I have a 2001 Ford Focus that when it gets above 75 F or so, it keeps sputtering and shut's down. If I turn the key off for 30 seconds...it fires right back up and away I go again for about two or three minutes. I took it to a mechanic and he said it had to be the coil. I changed that and it's still the same. Someone suggested the fuel pump but this guy said no way, it was an electrical problem. What else should I look at? He said it may be the module.


----------



## JohnWill (Oct 19, 2002)

It could be the fuel filter, and the car is starving for fuel. I don't know how this guy could have overlooked something that obvious, but you never know. 


Assuming it's not the fuel filter... If this happens if the engine is cold or warm, I'd be looking at electronics or wiring issues like loose connections.


----------



## kiwiguy (Aug 17, 2003)

Had a Ford Telstar (actally a rebadged Mazda 626) quite a few years back with a similar problem, when the under bonnet temperature rose, it misfired. Coil was eliminated, as was the fuel, leaving only the ignition module (which was damned expensive). Sold the car...


----------



## JohnWill (Oct 19, 2002)

As I recall, those modules are over $1,000, right?


----------



## focus freak (Aug 1, 2007)

It only happens when it is warm! It ran great all winter long! I wonder...igniton module? Heats up? Why would shutting off the key and turning the car back on make it run smooth for a couple more minutes? I'm going to change the fuel filter anyways. thanks for the advice!


----------



## JohnWill (Oct 19, 2002)

Does this happen when you start the car cold, or only after it warms up? Is it on humid days, dry days, or no difference?

I had a Fiat 124 Spyder in the 70's that had a problem where on certain high temperature high humidity days (low air density), the gas would boil in the carb and cause it to shutdown like you turned the switch. Turned out it was flooding out when it bubbled over and killing it. I could do the same thing, wait 30 seconds, start it up and drive away.


----------



## kiwiguy (Aug 17, 2003)

If you can locate the ignition module, hit it with a blast of "freeze it" (canned refrigerant) available from electrocis shops. That would eliminate it.
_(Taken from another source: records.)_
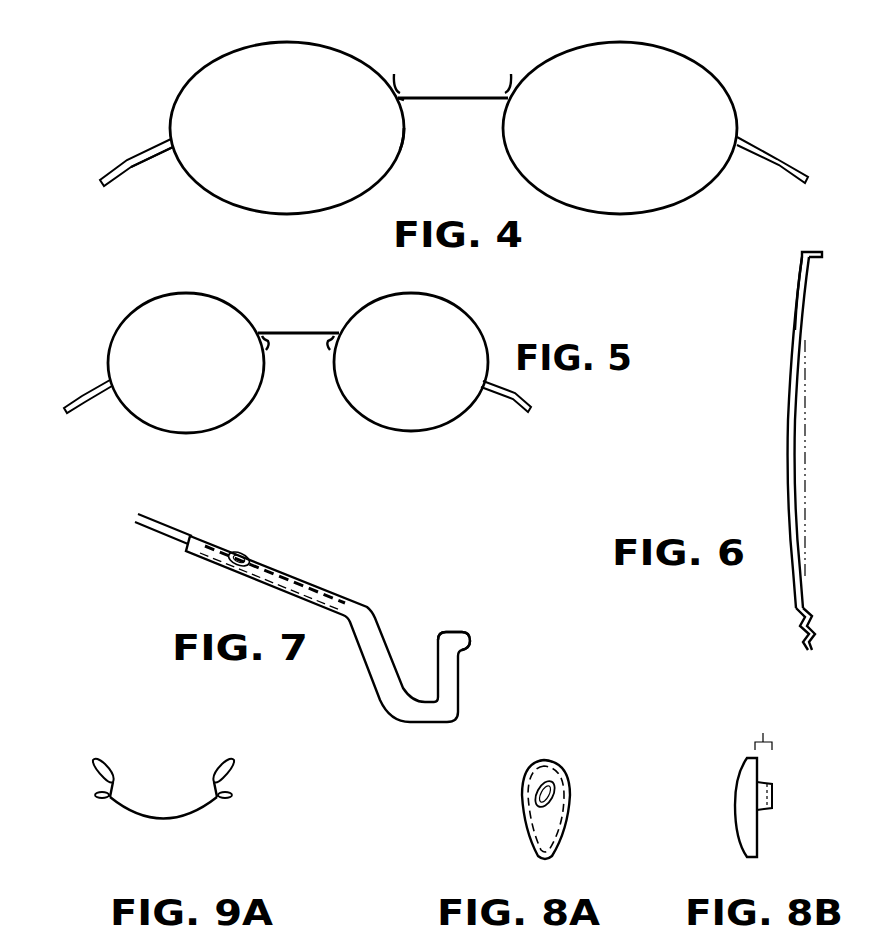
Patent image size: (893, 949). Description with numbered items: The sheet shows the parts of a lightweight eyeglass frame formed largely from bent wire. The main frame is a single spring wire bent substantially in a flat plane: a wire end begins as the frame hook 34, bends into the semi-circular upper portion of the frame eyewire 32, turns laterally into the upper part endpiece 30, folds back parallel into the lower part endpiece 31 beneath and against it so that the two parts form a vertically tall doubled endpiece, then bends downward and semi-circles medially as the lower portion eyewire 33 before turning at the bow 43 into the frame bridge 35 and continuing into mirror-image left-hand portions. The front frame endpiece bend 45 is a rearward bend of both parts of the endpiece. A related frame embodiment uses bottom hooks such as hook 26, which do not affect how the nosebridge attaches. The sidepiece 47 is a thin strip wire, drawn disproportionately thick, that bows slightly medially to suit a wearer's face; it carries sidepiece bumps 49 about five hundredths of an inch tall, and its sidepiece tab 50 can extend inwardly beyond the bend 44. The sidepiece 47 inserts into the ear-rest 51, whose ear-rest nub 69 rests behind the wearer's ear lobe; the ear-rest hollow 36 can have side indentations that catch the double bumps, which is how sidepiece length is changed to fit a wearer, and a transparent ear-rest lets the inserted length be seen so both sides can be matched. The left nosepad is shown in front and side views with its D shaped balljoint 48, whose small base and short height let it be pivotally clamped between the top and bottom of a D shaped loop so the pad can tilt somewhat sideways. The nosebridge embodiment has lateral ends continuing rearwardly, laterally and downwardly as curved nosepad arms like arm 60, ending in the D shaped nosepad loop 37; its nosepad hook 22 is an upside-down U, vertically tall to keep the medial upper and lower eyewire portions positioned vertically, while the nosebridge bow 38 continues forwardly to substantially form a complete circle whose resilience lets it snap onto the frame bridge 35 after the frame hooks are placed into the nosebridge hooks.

In FIG. 9A, the nosepad hook 22 is at (105, 802).
In FIG. 5, the bottom frame hook 26 is at (270, 353).
In FIG. 4, the upper part endpiece 30 is at (137, 150).
In FIG. 4, the lower part endpiece 31 is at (148, 160).
In FIG. 4, the upper portion of frame eyewire 32 is at (195, 63).
In FIG. 4, the lower portion eyewire 33 is at (403, 158).
In FIG. 4, the frame hook 34 is at (392, 70).
In FIG. 4, the frame bridge 35 is at (465, 88).
In FIG. 7, the ear-rest hollow 36 is at (287, 582).
In FIG. 9A, the nosepad loop 37 is at (103, 758).
In FIG. 9A, the nosebridge bow 38 is at (165, 820).
In FIG. 4, the bow 43 is at (398, 98).
In FIG. 6, the bend 44 is at (802, 258).
In FIG. 4, the front frame endpiece bend 45 is at (122, 158).
In FIG. 6, the sidepiece 47 is at (773, 463).
In FIG. 7, the sidepiece 47 is at (135, 517).
In FIG. 8A, the balljoint 48 is at (556, 797).
In FIG. 8B, the balljoint 48 is at (768, 812).
In FIG. 6, the sidepiece bumps 49 is at (783, 625).
In FIG. 7, the sidepiece bumps 49 is at (240, 552).
In FIG. 6, the sidepiece tab 50 is at (822, 257).
In FIG. 7, the ear-rest 51 is at (390, 563).
In FIG. 9A, the nosepad arm 60 is at (118, 785).
In FIG. 7, the ear-rest nub 69 is at (447, 632).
In my case replacing the entire car with a new BMW seemed to fix it, though the cost was a bit over the top.


----------



## telecom69 (Oct 12, 2001)

We have several Focuses in our family,and they are usually very reliable,however they do seem to suffer with engine management system problems at times, with this you would get a light on the dashboard flashing...the best and quickest way round your problem is to take it to a garage and have a computer plugged into it for the fault codes to be read,there is not really a lot you can do yourself with modern cars,you could replace everything and still not find the problem, so many sensors etc ....


----------



## JohnWill (Oct 19, 2002)

You can read the engine fault codes of many cars with a shorting plug. OTOH, some make it more difficult.


----------